There were the Early Believers, who had suffered with Muhammad at Mecca, accompanied him to al-Madina and had fought at his side through all the Muslim campaigns. These were called Muhajirs, because they had made with him the Hijra or migration to al-Madina. Then there was the party of the citizens of al-Madina, who had invited him to come to them and had promised him allegiance. These were called Ansar or Helpers. Eventually we shall find these two factions growing together and forming the one party of the old original believers and Companions of Muhammad (sahibs, i.e., all those who came in contact with the Prophet as believers and who died in Islam), but at the first they stood apart and there was much jealousy between them. Then, in the third place, there was the party of recent converts who had only embraced Islam at the latest moment when Mecca was captured by Muhammad, and no other way of escape for them was open. They were the aristocratic party of Mecca and had fought the new faith to the last. Thus they were but indifferent believers and were regarded by the others with more than suspicion. Their principal family was descended from a certain Umayya, and was therefore called Umayyad. There will be much about this family in the sequel. Then, fourth, there was growing up a party that might be best described as legitimists; their theory was that the leadership belonged to the leader, not because he was elected to it by the Muslim community, but because it was his right. He was appointed to it by God as completely as Muhammad had been. This idea developed, it is true, somewhat later, but it developed very rapidly. The times were such as to force it on.

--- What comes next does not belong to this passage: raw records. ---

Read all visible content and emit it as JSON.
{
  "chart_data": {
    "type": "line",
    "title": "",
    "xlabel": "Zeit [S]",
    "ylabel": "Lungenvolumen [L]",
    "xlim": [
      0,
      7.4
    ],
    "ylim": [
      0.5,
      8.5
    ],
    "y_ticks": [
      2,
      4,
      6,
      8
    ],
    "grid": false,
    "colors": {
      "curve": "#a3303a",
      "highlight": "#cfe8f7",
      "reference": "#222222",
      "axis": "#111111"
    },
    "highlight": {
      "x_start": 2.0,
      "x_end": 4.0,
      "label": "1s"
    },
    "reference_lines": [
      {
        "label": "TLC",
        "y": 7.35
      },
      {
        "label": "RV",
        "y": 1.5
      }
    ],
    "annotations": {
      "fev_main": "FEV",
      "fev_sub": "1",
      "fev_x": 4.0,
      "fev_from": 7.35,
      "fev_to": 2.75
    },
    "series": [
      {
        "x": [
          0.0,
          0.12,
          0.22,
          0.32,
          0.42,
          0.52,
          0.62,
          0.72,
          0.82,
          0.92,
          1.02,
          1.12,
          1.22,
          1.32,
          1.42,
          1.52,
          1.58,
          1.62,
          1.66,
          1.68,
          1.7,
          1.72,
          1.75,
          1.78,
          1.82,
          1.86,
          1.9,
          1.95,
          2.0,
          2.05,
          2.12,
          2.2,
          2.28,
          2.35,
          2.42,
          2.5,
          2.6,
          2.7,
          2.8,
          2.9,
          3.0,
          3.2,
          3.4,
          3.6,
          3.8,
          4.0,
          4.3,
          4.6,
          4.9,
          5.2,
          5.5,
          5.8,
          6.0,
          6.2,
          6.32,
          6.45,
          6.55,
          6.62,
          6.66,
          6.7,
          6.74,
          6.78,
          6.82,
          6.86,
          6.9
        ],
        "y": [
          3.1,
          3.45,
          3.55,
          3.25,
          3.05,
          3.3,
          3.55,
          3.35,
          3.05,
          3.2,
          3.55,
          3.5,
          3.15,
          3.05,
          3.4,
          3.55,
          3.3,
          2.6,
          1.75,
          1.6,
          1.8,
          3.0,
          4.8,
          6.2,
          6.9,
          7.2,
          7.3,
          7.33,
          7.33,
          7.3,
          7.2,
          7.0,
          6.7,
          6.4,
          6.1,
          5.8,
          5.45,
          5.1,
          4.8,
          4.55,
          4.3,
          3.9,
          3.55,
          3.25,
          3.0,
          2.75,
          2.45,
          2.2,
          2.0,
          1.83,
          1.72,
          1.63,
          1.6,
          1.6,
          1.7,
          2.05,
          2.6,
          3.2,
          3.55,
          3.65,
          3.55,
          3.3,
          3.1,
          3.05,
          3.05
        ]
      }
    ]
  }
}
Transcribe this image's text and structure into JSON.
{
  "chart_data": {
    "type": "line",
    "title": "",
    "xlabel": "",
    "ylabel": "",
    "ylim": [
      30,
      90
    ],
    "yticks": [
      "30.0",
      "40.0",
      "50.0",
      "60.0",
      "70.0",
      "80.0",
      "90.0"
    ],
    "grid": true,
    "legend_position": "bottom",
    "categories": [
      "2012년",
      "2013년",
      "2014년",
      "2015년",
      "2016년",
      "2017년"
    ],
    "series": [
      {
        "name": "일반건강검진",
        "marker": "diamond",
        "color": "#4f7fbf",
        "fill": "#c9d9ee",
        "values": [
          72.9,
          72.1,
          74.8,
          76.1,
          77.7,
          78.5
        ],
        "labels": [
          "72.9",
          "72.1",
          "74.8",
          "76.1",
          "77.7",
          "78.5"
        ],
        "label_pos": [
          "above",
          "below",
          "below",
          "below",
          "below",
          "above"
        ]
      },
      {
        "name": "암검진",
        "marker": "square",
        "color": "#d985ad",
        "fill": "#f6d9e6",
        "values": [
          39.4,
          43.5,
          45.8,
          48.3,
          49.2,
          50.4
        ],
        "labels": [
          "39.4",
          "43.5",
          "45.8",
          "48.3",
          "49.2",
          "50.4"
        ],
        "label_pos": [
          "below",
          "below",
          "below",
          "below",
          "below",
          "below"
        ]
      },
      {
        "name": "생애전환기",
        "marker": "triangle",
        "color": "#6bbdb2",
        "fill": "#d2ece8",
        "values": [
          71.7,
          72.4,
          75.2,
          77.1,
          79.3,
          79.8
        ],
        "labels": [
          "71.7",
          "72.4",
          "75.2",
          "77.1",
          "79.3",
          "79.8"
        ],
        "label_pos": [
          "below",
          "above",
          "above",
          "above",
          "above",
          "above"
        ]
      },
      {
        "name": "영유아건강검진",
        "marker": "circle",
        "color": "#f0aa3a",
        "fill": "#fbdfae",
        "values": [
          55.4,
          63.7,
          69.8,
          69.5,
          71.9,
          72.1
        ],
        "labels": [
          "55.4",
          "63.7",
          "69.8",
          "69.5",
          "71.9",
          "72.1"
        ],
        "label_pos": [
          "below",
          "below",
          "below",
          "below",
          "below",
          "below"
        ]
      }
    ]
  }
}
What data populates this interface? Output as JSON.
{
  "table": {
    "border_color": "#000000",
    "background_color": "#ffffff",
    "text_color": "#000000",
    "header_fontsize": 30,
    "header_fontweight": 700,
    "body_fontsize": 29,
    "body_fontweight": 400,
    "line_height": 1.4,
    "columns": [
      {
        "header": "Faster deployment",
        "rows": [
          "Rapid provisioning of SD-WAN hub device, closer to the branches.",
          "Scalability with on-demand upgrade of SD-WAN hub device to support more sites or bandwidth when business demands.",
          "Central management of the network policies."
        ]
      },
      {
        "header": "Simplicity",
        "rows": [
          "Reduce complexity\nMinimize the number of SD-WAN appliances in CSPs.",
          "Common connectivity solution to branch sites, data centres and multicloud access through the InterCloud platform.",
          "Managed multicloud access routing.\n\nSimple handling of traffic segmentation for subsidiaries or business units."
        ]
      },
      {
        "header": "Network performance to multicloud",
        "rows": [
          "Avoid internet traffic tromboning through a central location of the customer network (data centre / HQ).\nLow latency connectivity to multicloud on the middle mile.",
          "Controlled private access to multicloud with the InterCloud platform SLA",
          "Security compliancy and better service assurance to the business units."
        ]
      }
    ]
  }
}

These, then, were the parties of which account must be taken, but before proceeding to individuals in these parties, it will be well to fix some genealogical relationships, so as to be able to trace the family and tribal jealousies and intrigues that were so soon to transfer themselves from the little circle of Mecca and al-Madina and to fight themselves out on the broad field of Muslim history. For, in truth, in the development of no other state have little causes produced such great effects as here. For example, it may be said, broadly and yet truly, that the seclusion of Muslim women, with all its disastrous effects at the present day for a population of two hundred millions, runs back to the fact that A’isha, the fourteen-year-old wife of Muhammad, once lost a necklace under what the gossips of the time thought were suspicious circumstances. As to the point now in hand, it is quite certain that Muslim history for several hundred years was conditioned and motived by the quarrels of Meccan families. The accompanying genealogy will give the necessary starting-point.
The mythical ancestor is Quraysh; hence "the Quraysh," or "Quraysh" as a name for the tribe. Within the tribe, the two most important families are those of Hashim and Umayya; their rivalries for the succession of the Prophet fill the first century and a half of Muslim history, and the immediately pre-Islamic history of Mecca is similarly filled with a contest between them as to the guardianship of the Ka‘ba and the care of the pilgrims to that sanctuary. Whether this earlier history is real, or a reflection from the later Muslim times, we need not here consider. The next important division is that between the families of al-Abbas and Abu Talib, the uncles of the Prophet. From the one were descended the Abbasids, as whose heir-at-law the Sultan of the Ottoman Empire now claims the Khalifate, and from the other the different conflicting lines of Shi‘ites, whose intricacies we shall soon have to face.